Relator da CPI do INSS afirma que relatório será técnico e imparcial, sem menção a Lula ou Bolsonaro

O relator da CPMI do INSS, Alfredo Gaspar (União Brasil-AL), declarou nesta segunda-feira (23.mar.2026) que seu relatório final terá um caráter estritamente técnico. Ele enfatizou que os nomes do ex-presidente Jair Bolsonaro e do presidente Luiz Inácio Lula da Silva não serão mencionados na conclusão dos trabalhos da comissão.

Gaspar reiterou seu compromisso com a imparcialidade, baseando-se em dados oficiais e depoimentos coletados. O objetivo principal, segundo ele, é corrigir distorções históricas na Previdência Social, beneficiando o povo brasileiro.

A declaração surge em meio a um cenário de articulações políticas na comissão, com a base do governo preparando um relatório paralelo. Apesar disso, o relator mantém o foco na análise técnica dos fatos investigados.

Relatório da CPI com mais de 5.000 páginas e 228 indiciados

Até o momento, o relatório da CPMI do INSS já soma mais de 5.000 páginas e aponta para 228 indiciados. O trabalho da comissão ainda se estenderá por pelo menos mais 60 dias, o que pode aumentar o volume de páginas e o número de pessoas envolvidas.

Alfredo Gaspar explicou a jornalistas que a ausência dos nomes de Lula e Bolsonaro no relatório se deve à sua responsabilidade em apresentar um trabalho técnico, fundamentado em dados da CGU (Controladoria-Geral da União), do TCU (Tribunal de Contas da União) e em depoimentos e quebras de sigilo. “Pra mim pouco importa se foi de governo A governo B, C, D”, afirmou.

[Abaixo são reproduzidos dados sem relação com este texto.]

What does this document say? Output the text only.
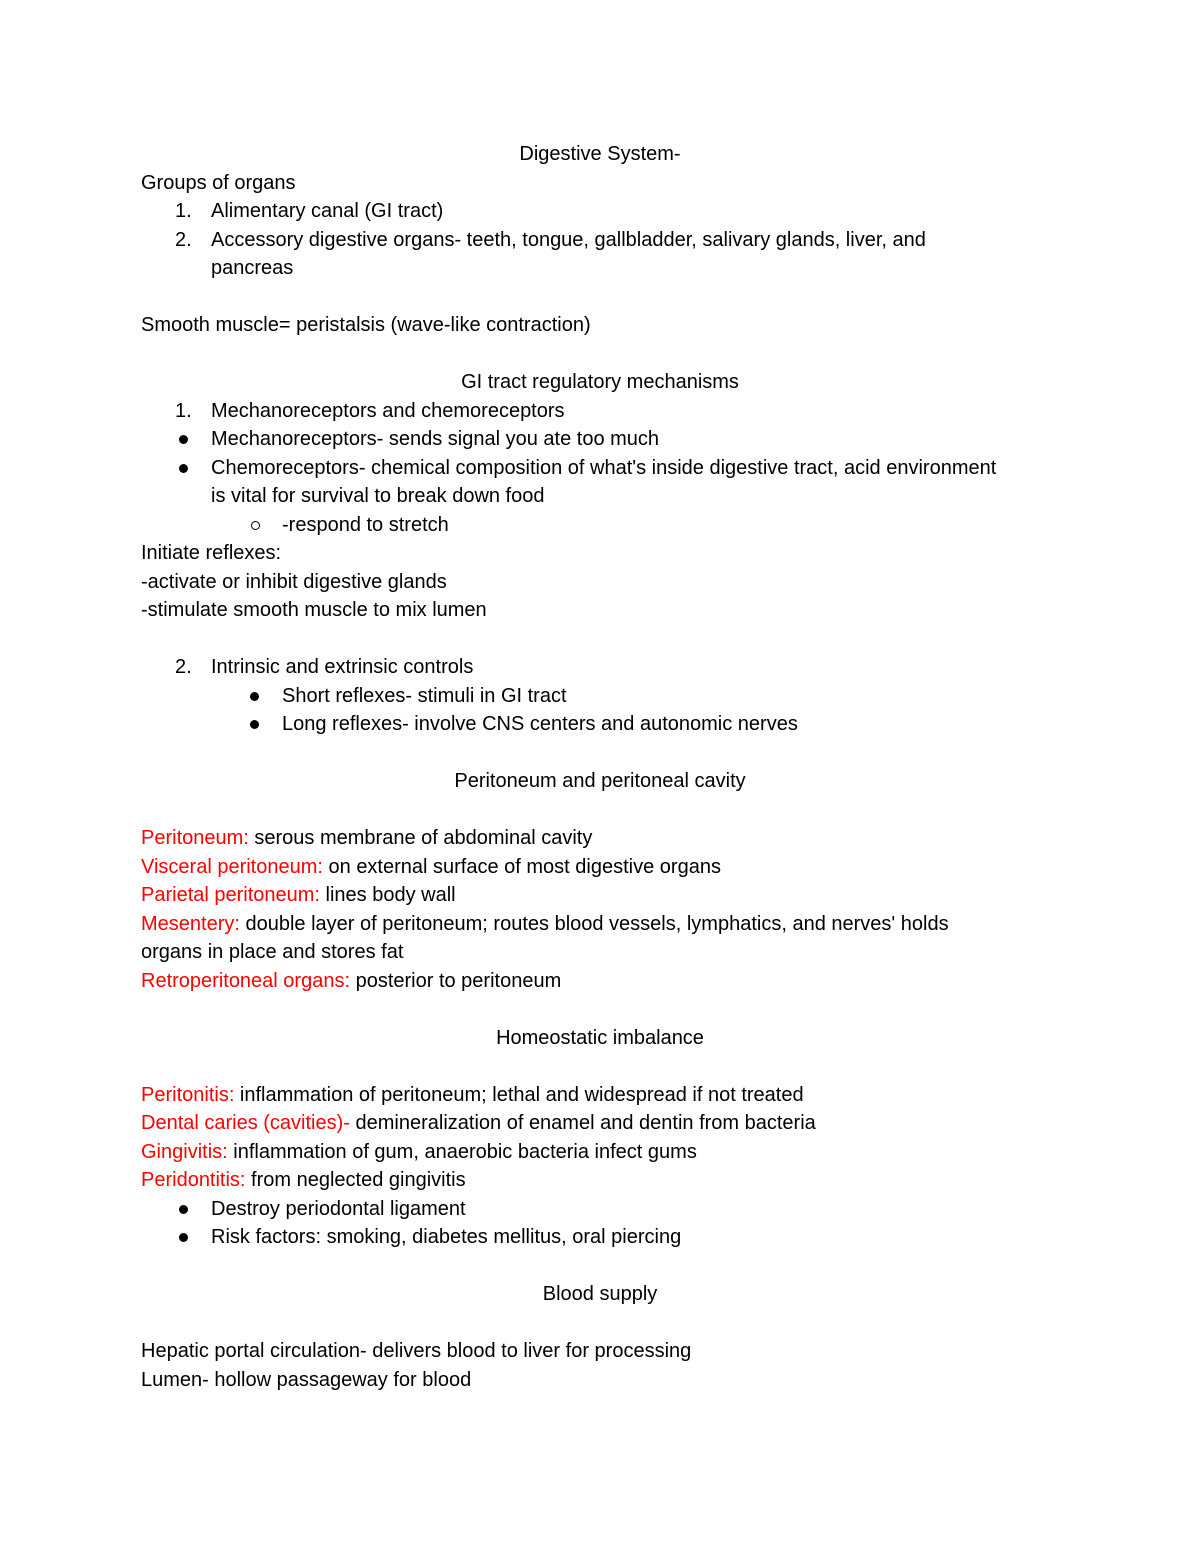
Digestive System-
Groups of organs
1. Alimentary canal (GI tract)
2. Accessory digestive organs- teeth, tongue, gallbladder, salivary glands, liver, and
pancreas
Smooth muscle= peristalsis (wave-like contraction)
GI tract regulatory mechanisms
1. Mechanoreceptors and chemoreceptors
Mechanoreceptors- sends signal you ate too much
Chemoreceptors- chemical composition of what's inside digestive tract, acid environment
is vital for survival to break down food
-respond to stretch
Initiate reflexes:
-activate or inhibit digestive glands
-stimulate smooth muscle to mix lumen
2. Intrinsic and extrinsic controls
Short reflexes- stimuli in GI tract
Long reflexes- involve CNS centers and autonomic nerves
Peritoneum and peritoneal cavity
Peritoneum: serous membrane of abdominal cavity
Visceral peritoneum: on external surface of most digestive organs
Parietal peritoneum: lines body wall
Mesentery: double layer of peritoneum; routes blood vessels, lymphatics, and nerves' holds
organs in place and stores fat
Retroperitoneal organs: posterior to peritoneum
Homeostatic imbalance
Peritonitis: inflammation of peritoneum; lethal and widespread if not treated
Dental caries (cavities)- demineralization of enamel and dentin from bacteria
Gingivitis: inflammation of gum, anaerobic bacteria infect gums
Peridontitis: from neglected gingivitis
Destroy periodontal ligament
Risk factors: smoking, diabetes mellitus, oral piercing
Blood supply
Hepatic portal circulation- delivers blood to liver for processing
Lumen- hollow passageway for blood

A prioridade, conforme Gaspar, é a **correção de uma dívida histórica da Previdência Social para com o povo brasileiro**. A investigação busca aprimorar o sistema previdenciário, garantindo maior justiça e eficiência.

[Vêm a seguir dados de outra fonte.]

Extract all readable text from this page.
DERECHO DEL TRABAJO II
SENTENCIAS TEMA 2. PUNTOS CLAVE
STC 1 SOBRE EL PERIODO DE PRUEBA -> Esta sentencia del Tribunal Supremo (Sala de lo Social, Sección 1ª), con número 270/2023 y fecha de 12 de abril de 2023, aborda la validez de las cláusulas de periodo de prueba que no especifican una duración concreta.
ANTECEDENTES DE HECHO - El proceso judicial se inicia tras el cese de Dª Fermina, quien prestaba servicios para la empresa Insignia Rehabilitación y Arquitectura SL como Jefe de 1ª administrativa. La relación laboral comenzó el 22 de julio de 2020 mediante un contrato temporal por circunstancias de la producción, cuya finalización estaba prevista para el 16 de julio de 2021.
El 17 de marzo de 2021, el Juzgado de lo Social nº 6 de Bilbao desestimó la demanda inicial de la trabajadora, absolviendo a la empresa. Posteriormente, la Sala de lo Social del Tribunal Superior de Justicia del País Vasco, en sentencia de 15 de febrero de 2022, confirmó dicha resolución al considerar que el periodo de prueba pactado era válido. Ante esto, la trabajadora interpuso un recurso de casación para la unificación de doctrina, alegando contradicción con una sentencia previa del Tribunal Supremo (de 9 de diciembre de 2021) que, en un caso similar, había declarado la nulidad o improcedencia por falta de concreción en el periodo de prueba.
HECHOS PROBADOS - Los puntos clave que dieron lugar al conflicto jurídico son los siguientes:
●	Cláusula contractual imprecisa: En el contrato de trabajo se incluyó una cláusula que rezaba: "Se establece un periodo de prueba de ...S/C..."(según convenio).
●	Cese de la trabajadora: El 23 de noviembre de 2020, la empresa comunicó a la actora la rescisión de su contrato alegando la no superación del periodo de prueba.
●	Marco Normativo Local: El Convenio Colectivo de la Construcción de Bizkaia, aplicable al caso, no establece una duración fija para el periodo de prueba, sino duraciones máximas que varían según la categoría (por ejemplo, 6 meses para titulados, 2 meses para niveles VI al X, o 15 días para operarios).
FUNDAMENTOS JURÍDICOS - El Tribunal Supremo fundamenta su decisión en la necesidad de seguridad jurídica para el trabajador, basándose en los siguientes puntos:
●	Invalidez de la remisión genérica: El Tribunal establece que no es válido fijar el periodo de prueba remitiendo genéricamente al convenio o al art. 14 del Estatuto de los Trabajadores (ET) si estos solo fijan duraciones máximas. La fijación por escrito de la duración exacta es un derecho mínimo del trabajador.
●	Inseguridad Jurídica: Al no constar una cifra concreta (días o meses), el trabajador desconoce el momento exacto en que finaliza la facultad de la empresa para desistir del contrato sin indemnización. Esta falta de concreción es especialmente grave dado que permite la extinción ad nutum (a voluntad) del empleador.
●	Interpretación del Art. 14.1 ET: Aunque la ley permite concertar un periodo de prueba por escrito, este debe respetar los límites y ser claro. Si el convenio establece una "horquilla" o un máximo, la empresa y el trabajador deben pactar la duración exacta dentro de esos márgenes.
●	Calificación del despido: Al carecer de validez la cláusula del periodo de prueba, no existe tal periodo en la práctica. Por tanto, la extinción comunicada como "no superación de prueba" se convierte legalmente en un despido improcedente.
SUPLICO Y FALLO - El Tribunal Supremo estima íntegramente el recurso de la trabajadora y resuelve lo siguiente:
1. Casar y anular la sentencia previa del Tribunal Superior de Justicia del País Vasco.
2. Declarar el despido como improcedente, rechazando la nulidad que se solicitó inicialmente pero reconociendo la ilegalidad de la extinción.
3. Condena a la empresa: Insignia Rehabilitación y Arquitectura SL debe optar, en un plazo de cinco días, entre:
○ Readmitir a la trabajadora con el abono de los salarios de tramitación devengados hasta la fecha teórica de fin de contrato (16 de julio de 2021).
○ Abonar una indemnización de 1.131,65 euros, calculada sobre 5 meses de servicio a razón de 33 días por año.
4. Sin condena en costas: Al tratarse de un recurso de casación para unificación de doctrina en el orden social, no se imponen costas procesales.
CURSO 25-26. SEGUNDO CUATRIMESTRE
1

Divergências e relatórios paralelos na comissão

A base aliada ao governo na comissão estuda a elaboração de um relatório paralelo com o intuito de contrapor as conclusões de Alfredo Gaspar. O relator é visto como um aliado de setores bolsonaristas e cogita filiar-se ao PL para disputar o Senado.

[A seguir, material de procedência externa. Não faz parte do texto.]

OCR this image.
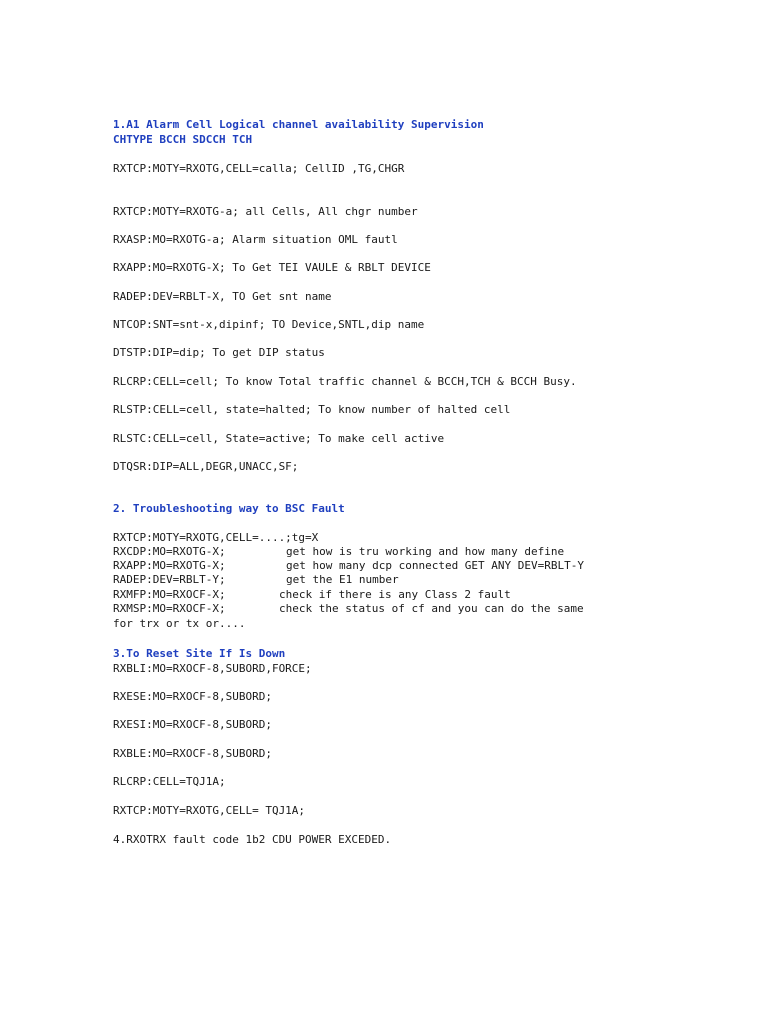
1.A1 Alarm Cell Logical channel availability Supervision
CHTYPE BCCH SDCCH TCH
RXTCP:MOTY=RXOTG,CELL=calla; CellID ,TG,CHGR
RXTCP:MOTY=RXOTG-a; all Cells, All chgr number
RXASP:MO=RXOTG-a; Alarm situation OML fautl
RXAPP:MO=RXOTG-X; To Get TEI VAULE & RBLT DEVICE
RADEP:DEV=RBLT-X, TO Get snt name
NTCOP:SNT=snt-x,dipinf; TO Device,SNTL,dip name
DTSTP:DIP=dip; To get DIP status
RLCRP:CELL=cell; To know Total traffic channel & BCCH,TCH & BCCH Busy.
RLSTP:CELL=cell, state=halted; To know number of halted cell
RLSTC:CELL=cell, State=active; To make cell active
DTQSR:DIP=ALL,DEGR,UNACC,SF;
2. Troubleshooting way to BSC Fault
RXTCP:MOTY=RXOTG,CELL=....;tg=X
RXCDP:MO=RXOTG-X;	get how is tru working and how many define
RXAPP:MO=RXOTG-X;	get how many dcp connected GET ANY DEV=RBLT-Y
RADEP:DEV=RBLT-Y;	get the E1 number
RXMFP:MO=RXOCF-X;	check if there is any Class 2 fault
RXMSP:MO=RXOCF-X;	check the status of cf and you can do the same
for trx or tx or....
3.To Reset Site If Is Down
RXBLI:MO=RXOCF-8,SUBORD,FORCE;
RXESE:MO=RXOCF-8,SUBORD;
RXESI:MO=RXOCF-8,SUBORD;
RXBLE:MO=RXOCF-8,SUBORD;
RLCRP:CELL=TQJ1A;
RXTCP:MOTY=RXOTG,CELL= TQJ1A;
4.RXOTRX fault code 1b2 CDU POWER EXCEDED.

Uma das divergências centrais entre os potenciais relatórios é a participação de Fabbio Luís Lula da Silva, filho do presidente Lula, em supostos desvios. Ele é citado em investigações por sua conexão com o chamado “Careca do INSS”.

No entanto, integrantes da comissão indicam que o filho do presidente deve ficar de fora de ambos os relatórios como indiciado. Embora possa ser mencionado, a falta de provas concretas o impediria de figurar na lista de indiciados formalmente.

Foco técnico para aprimorar a Previdência Social

O relator Alfredo Gaspar reforça que o objetivo da CPMI do INSS é **aprimorar a gestão e a fiscalização** dos recursos públicos destinados à Previdência Social. A análise técnica visa identificar falhas e propor soluções concretas para os problemas estruturais do sistema.

A atuação da comissão é vista como crucial para garantir que os benefícios previdenciários cheguem a quem realmente tem direito, combatendo fraudes e otimizando o uso dos recursos. A imparcialidade na condução dos trabalhos é um pilar fundamental para a credibilidade do relatório final.

A expectativa é que, após a conclusão dos trabalhos, sejam apresentadas recomendações que possam implementar melhorias significativas no Instituto Nacional do Seguro Social, impactando positivamente a vida de milhões de brasileiros.